И лишь одна особая мысль кружилась над сердцем Степана. Издали, намеками, она хотела ему открыться — и не открывалась, не могла: так ласточка среди бушующего океана безнадежно ищет, куда присесть.

«Жалеючи шел. Для миру старался. Мужиков жалел…» — скользнуло было в сознании и пропало. Самое главное, огромное. И не осенило большим светом, и не оправдало: слишком темна была ночь в душе.

И вновь на маленькое, ничтожное, внутрь себя, внутрь своей личной жизни: тетеря, потерянная коробка с пистонами и порохом, неудачи.

Ноги его подгибались, плечо скользило по древесному стволу, он присел к самым корням и, стиснув голову руками, выл. Вой был темный, страшный, необузданный: все человеческое, все вечное тонуло в нем, оставалась одна земля, один допотопный зверь.

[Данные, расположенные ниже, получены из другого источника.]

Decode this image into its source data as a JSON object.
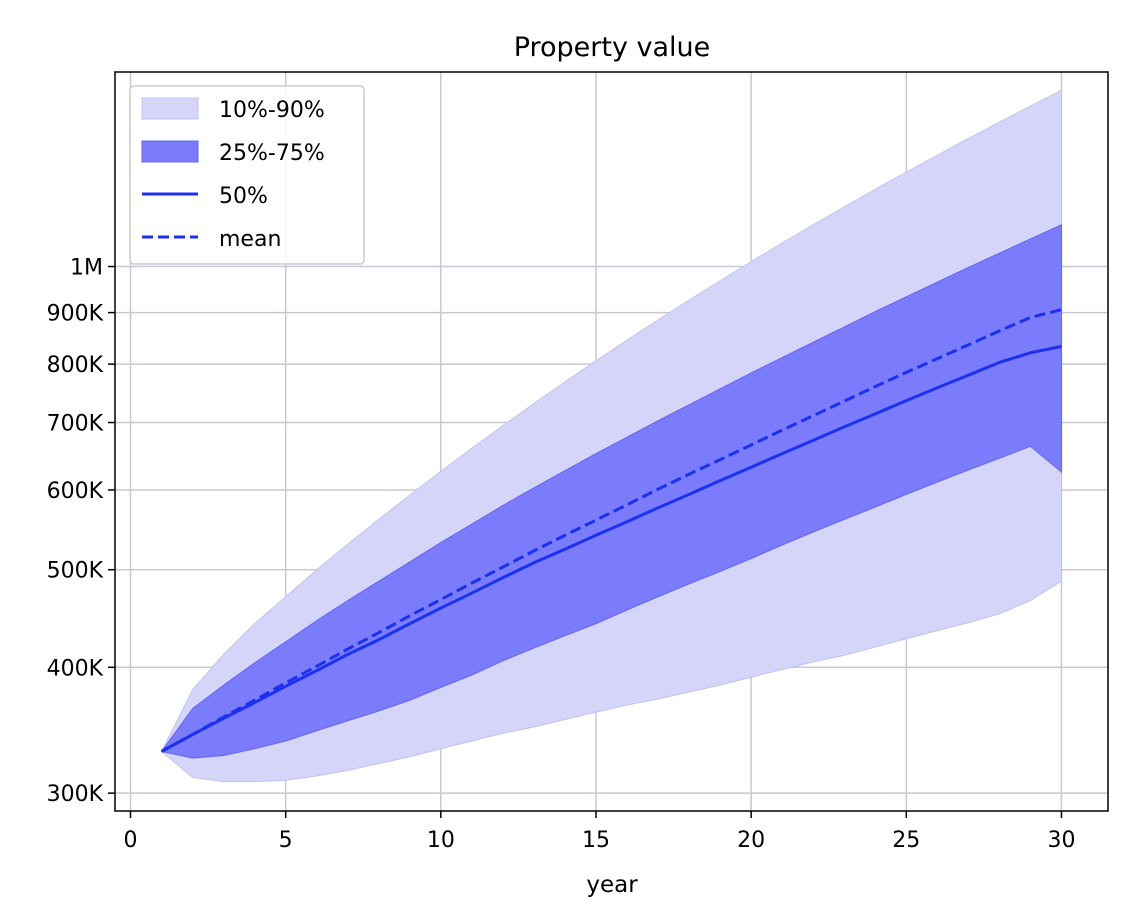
{
  "chart_data": {
    "type": "area",
    "title": "Property value",
    "xlabel": "year",
    "ylabel": "",
    "xlim": [
      -0.5,
      31.5
    ],
    "ylim": [
      288000,
      1560000
    ],
    "y_scale": "log",
    "grid": true,
    "legend_position": "top-left",
    "x_ticks": [
      0,
      5,
      10,
      15,
      20,
      25,
      30
    ],
    "x_tick_labels": [
      "0",
      "5",
      "10",
      "15",
      "20",
      "25",
      "30"
    ],
    "y_ticks": [
      300000,
      400000,
      500000,
      600000,
      700000,
      800000,
      900000,
      1000000
    ],
    "y_tick_labels": [
      "300K",
      "400K",
      "500K",
      "600K",
      "700K",
      "800K",
      "900K",
      "1M"
    ],
    "colors": {
      "band_outer": "#d5d5fa",
      "band_outer_edge": "#c2c2f2",
      "band_inner": "#7b7cfb",
      "band_inner_edge": "#6466ee",
      "line": "#1c31f0",
      "grid": "#c8c8d4"
    },
    "x": [
      1,
      2,
      3,
      4,
      5,
      6,
      7,
      8,
      9,
      10,
      11,
      12,
      13,
      14,
      15,
      16,
      17,
      18,
      19,
      20,
      21,
      22,
      23,
      24,
      25,
      26,
      27,
      28,
      29,
      30
    ],
    "series": [
      {
        "name": "10%",
        "values": [
          330000,
          311000,
          308000,
          308000,
          309000,
          312000,
          316000,
          321000,
          326000,
          332000,
          338000,
          344000,
          349000,
          355000,
          361000,
          367000,
          372000,
          378000,
          384000,
          391000,
          398000,
          405000,
          411000,
          419000,
          427000,
          435000,
          443000,
          452000,
          466000,
          487000
        ]
      },
      {
        "name": "25%",
        "values": [
          330000,
          325000,
          327000,
          332000,
          338000,
          346000,
          354000,
          362000,
          371000,
          382000,
          393000,
          406000,
          418000,
          430000,
          442000,
          456000,
          470000,
          484000,
          498000,
          513000,
          529000,
          545000,
          561000,
          577000,
          594000,
          611000,
          628000,
          645000,
          663000,
          625000
        ]
      },
      {
        "name": "50%",
        "values": [
          330000,
          343000,
          356000,
          369000,
          383000,
          397000,
          412000,
          426000,
          442000,
          458000,
          474000,
          491000,
          508000,
          524000,
          541000,
          558000,
          576000,
          594000,
          613000,
          632000,
          652000,
          672000,
          693000,
          714000,
          736000,
          758000,
          780000,
          803000,
          821000,
          833000
        ]
      },
      {
        "name": "mean",
        "values": [
          330000,
          343000,
          357000,
          371000,
          386000,
          401000,
          417000,
          433000,
          450000,
          467000,
          485000,
          503000,
          522000,
          541000,
          560000,
          580000,
          601000,
          622000,
          643000,
          665000,
          688000,
          711000,
          735000,
          760000,
          785000,
          810000,
          836000,
          863000,
          890000,
          906000
        ]
      },
      {
        "name": "75%",
        "values": [
          330000,
          364000,
          384000,
          404000,
          424000,
          445000,
          466000,
          487000,
          509000,
          532000,
          555000,
          579000,
          603000,
          627000,
          652000,
          677000,
          703000,
          729000,
          756000,
          784000,
          812000,
          841000,
          871000,
          902000,
          933000,
          965000,
          998000,
          1031000,
          1065000,
          1100000
        ]
      },
      {
        "name": "90%",
        "values": [
          330000,
          380000,
          412000,
          442000,
          470000,
          500000,
          530000,
          561000,
          593000,
          626000,
          660000,
          695000,
          731000,
          768000,
          806000,
          845000,
          885000,
          926000,
          968000,
          1011000,
          1055000,
          1100000,
          1146000,
          1193000,
          1241000,
          1290000,
          1340000,
          1391000,
          1443000,
          1496000
        ]
      }
    ],
    "legend": [
      {
        "label": "10%-90%",
        "kind": "band_outer"
      },
      {
        "label": "25%-75%",
        "kind": "band_inner"
      },
      {
        "label": "50%",
        "kind": "solid"
      },
      {
        "label": "mean",
        "kind": "dashed"
      }
    ]
  }
}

Потом быстро встал, вздохнул, отмахнулся рукой — разом все свалилось с крутых плеч — и твердым шагом пошел к костру. Был в душе холод, мрак, яркая ненависть к самому себе. Будь что будет, но он расквитается с собой. Он отрубит свою проклятую, предавшую его руку, он выткнет себе оба глаза. Он… О, погоди, погоди!

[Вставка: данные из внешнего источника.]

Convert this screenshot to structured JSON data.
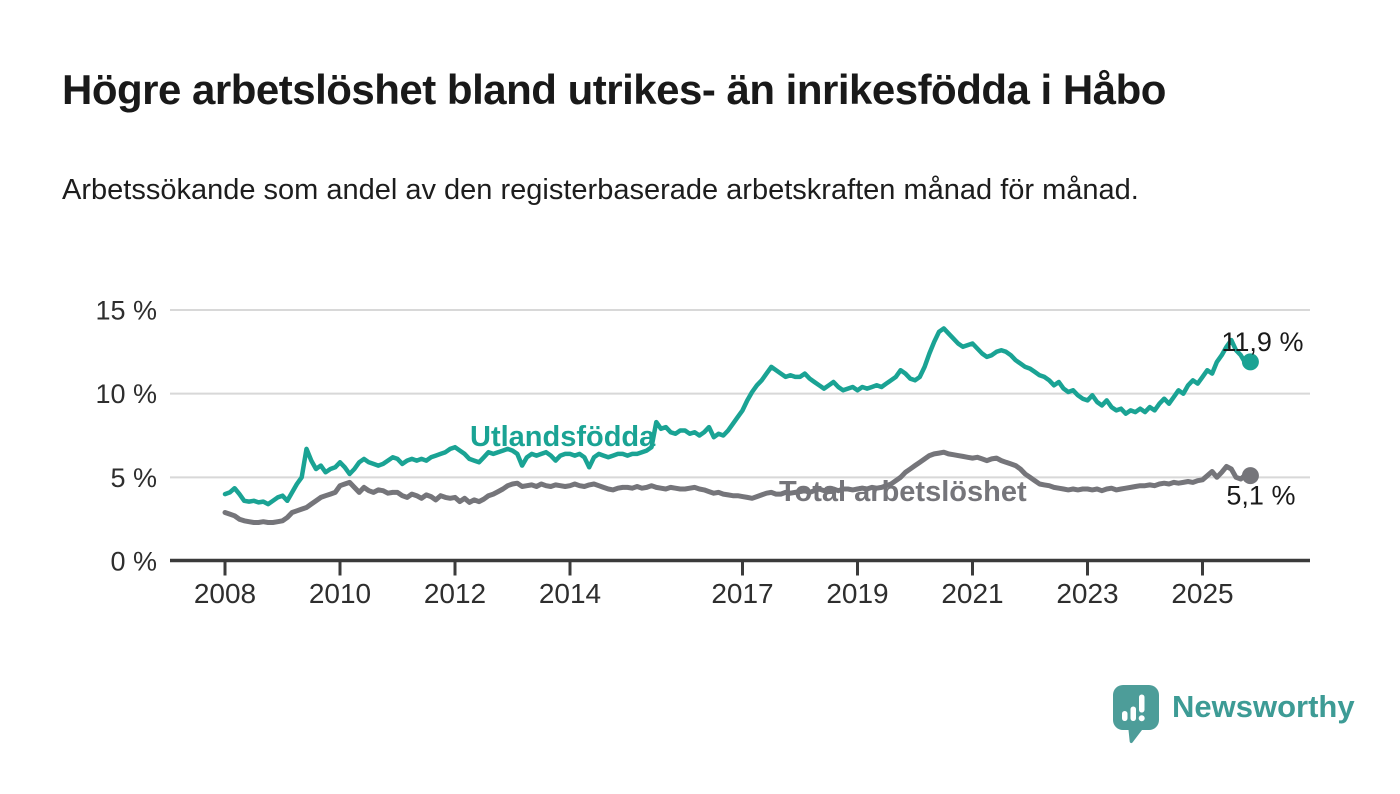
{
  "header": {
    "title": "Högre arbetslöshet bland utrikes- än inrikesfödda i Håbo",
    "subtitle": "Arbetssökande som andel av den registerbaserade arbetskraften månad för månad."
  },
  "chart_data": {
    "type": "line",
    "unit": "%",
    "start_month": "2008-01",
    "end_month": "2025-11",
    "months_per_value": 1,
    "grid": true,
    "legend_position": "inline-labels",
    "y_axis": {
      "ticks": [
        0,
        5,
        10,
        15
      ],
      "tick_labels": [
        "0 %",
        "5 %",
        "10 %",
        "15 %"
      ],
      "range": [
        0,
        15.5
      ]
    },
    "x_axis": {
      "tick_years": [
        2008,
        2010,
        2012,
        2014,
        2017,
        2019,
        2021,
        2023,
        2025
      ],
      "tick_labels": [
        "2008",
        "2010",
        "2012",
        "2014",
        "2017",
        "2019",
        "2021",
        "2023",
        "2025"
      ]
    },
    "series": [
      {
        "name": "Utlandsfödda",
        "color": "#1aa394",
        "end_value": 11.9,
        "end_label": "11,9 %",
        "values": [
          4.0,
          4.1,
          4.35,
          4.0,
          3.6,
          3.55,
          3.6,
          3.5,
          3.55,
          3.4,
          3.6,
          3.8,
          3.9,
          3.6,
          4.1,
          4.6,
          5.0,
          6.7,
          6.0,
          5.5,
          5.7,
          5.3,
          5.5,
          5.6,
          5.9,
          5.6,
          5.2,
          5.5,
          5.9,
          6.1,
          5.9,
          5.8,
          5.7,
          5.8,
          6.0,
          6.2,
          6.1,
          5.8,
          6.0,
          6.1,
          6.0,
          6.1,
          6.0,
          6.2,
          6.3,
          6.4,
          6.5,
          6.7,
          6.8,
          6.6,
          6.4,
          6.1,
          6.0,
          5.9,
          6.2,
          6.5,
          6.4,
          6.5,
          6.6,
          6.7,
          6.6,
          6.4,
          5.7,
          6.2,
          6.4,
          6.3,
          6.4,
          6.5,
          6.3,
          6.0,
          6.3,
          6.4,
          6.4,
          6.3,
          6.4,
          6.2,
          5.6,
          6.2,
          6.4,
          6.3,
          6.2,
          6.3,
          6.4,
          6.4,
          6.3,
          6.4,
          6.4,
          6.5,
          6.6,
          6.8,
          8.3,
          7.9,
          8.0,
          7.7,
          7.6,
          7.8,
          7.8,
          7.6,
          7.7,
          7.5,
          7.7,
          8.0,
          7.4,
          7.6,
          7.5,
          7.8,
          8.2,
          8.6,
          9.0,
          9.6,
          10.1,
          10.5,
          10.8,
          11.2,
          11.6,
          11.4,
          11.2,
          11.0,
          11.1,
          11.0,
          11.0,
          11.2,
          10.9,
          10.7,
          10.5,
          10.3,
          10.5,
          10.7,
          10.4,
          10.2,
          10.3,
          10.4,
          10.2,
          10.4,
          10.3,
          10.4,
          10.5,
          10.4,
          10.6,
          10.8,
          11.0,
          11.4,
          11.2,
          10.9,
          10.8,
          11.0,
          11.6,
          12.4,
          13.1,
          13.7,
          13.9,
          13.6,
          13.3,
          13.0,
          12.8,
          12.9,
          13.0,
          12.7,
          12.4,
          12.2,
          12.3,
          12.5,
          12.6,
          12.5,
          12.3,
          12.0,
          11.8,
          11.6,
          11.5,
          11.3,
          11.1,
          11.0,
          10.8,
          10.5,
          10.7,
          10.3,
          10.1,
          10.2,
          9.9,
          9.7,
          9.6,
          9.9,
          9.5,
          9.3,
          9.6,
          9.2,
          9.0,
          9.1,
          8.8,
          9.0,
          8.9,
          9.1,
          8.9,
          9.2,
          9.0,
          9.4,
          9.7,
          9.4,
          9.8,
          10.2,
          10.0,
          10.5,
          10.8,
          10.6,
          11.0,
          11.4,
          11.2,
          11.9,
          12.3,
          12.8,
          13.2,
          12.6,
          12.3,
          11.8,
          11.9
        ]
      },
      {
        "name": "Total arbetslöshet",
        "color": "#75757a",
        "end_value": 5.1,
        "end_label": "5,1 %",
        "values": [
          2.9,
          2.8,
          2.7,
          2.5,
          2.4,
          2.35,
          2.3,
          2.3,
          2.35,
          2.3,
          2.3,
          2.35,
          2.4,
          2.6,
          2.9,
          3.0,
          3.1,
          3.2,
          3.4,
          3.6,
          3.8,
          3.9,
          4.0,
          4.1,
          4.5,
          4.6,
          4.7,
          4.4,
          4.1,
          4.4,
          4.2,
          4.1,
          4.25,
          4.2,
          4.05,
          4.1,
          4.1,
          3.9,
          3.8,
          4.0,
          3.9,
          3.75,
          3.95,
          3.85,
          3.65,
          3.9,
          3.8,
          3.75,
          3.8,
          3.55,
          3.75,
          3.5,
          3.65,
          3.55,
          3.7,
          3.9,
          4.0,
          4.15,
          4.3,
          4.5,
          4.6,
          4.65,
          4.45,
          4.5,
          4.55,
          4.45,
          4.6,
          4.5,
          4.45,
          4.55,
          4.5,
          4.45,
          4.5,
          4.6,
          4.5,
          4.45,
          4.55,
          4.6,
          4.5,
          4.4,
          4.3,
          4.25,
          4.35,
          4.4,
          4.4,
          4.35,
          4.45,
          4.35,
          4.4,
          4.5,
          4.4,
          4.35,
          4.3,
          4.4,
          4.35,
          4.3,
          4.3,
          4.35,
          4.4,
          4.3,
          4.25,
          4.15,
          4.05,
          4.1,
          4.0,
          3.95,
          3.9,
          3.9,
          3.85,
          3.8,
          3.75,
          3.85,
          3.95,
          4.05,
          4.1,
          4.0,
          4.0,
          4.1,
          4.05,
          4.1,
          4.15,
          4.2,
          4.1,
          4.2,
          4.3,
          4.2,
          4.25,
          4.3,
          4.2,
          4.3,
          4.3,
          4.25,
          4.3,
          4.35,
          4.3,
          4.4,
          4.35,
          4.4,
          4.5,
          4.6,
          4.8,
          5.0,
          5.3,
          5.5,
          5.7,
          5.9,
          6.1,
          6.3,
          6.4,
          6.45,
          6.5,
          6.4,
          6.35,
          6.3,
          6.25,
          6.2,
          6.15,
          6.2,
          6.1,
          6.0,
          6.1,
          6.15,
          6.0,
          5.9,
          5.8,
          5.7,
          5.5,
          5.2,
          5.0,
          4.8,
          4.6,
          4.55,
          4.5,
          4.4,
          4.35,
          4.3,
          4.25,
          4.3,
          4.25,
          4.3,
          4.3,
          4.25,
          4.3,
          4.2,
          4.3,
          4.35,
          4.25,
          4.3,
          4.35,
          4.4,
          4.45,
          4.5,
          4.5,
          4.55,
          4.5,
          4.6,
          4.65,
          4.6,
          4.7,
          4.65,
          4.7,
          4.75,
          4.7,
          4.8,
          4.85,
          5.1,
          5.35,
          5.0,
          5.3,
          5.65,
          5.5,
          5.0,
          4.9,
          5.15,
          5.1
        ]
      }
    ]
  },
  "branding": {
    "logo_text": "Newsworthy",
    "logo_color": "#3d9b95",
    "icon": "newsworthy-speech-bubble-bar-chart-icon",
    "icon_color": "#4d9d99"
  },
  "colors": {
    "background": "#ffffff",
    "title_text": "#191919",
    "axis_text": "#2e2e2e",
    "gridline": "#d8d8d8",
    "axis_line": "#3b3b3b",
    "annotation_text": "#1a1a1a",
    "series_utlandsfodda": "#1aa394",
    "series_total": "#75757a"
  }
}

Афоня лежал с открытыми глазами.

— Что, милячок, каков? — спросил Степан ласково.

— Неможется мне.

— Ничего, как-нибудь. Недалечко теперь. Да и солнышко…

— Степанушка, мне плохо.

Губы Афони белы, лицо желтое, скуластое, щеки ввалились.

— Ничего, как-нибудь, — утешал его Степан, свернул шубы в торока и навьючил лошадь. — Пойдем.

— Не выдюжить мне… Я бы тут подождал тебя.

— Пойдем!

Афоня повиновался. Степан взял его под руку, Афоня пошатывался, охал. Степан ощущал через свою рубаху, как от тела друга пышет жаром.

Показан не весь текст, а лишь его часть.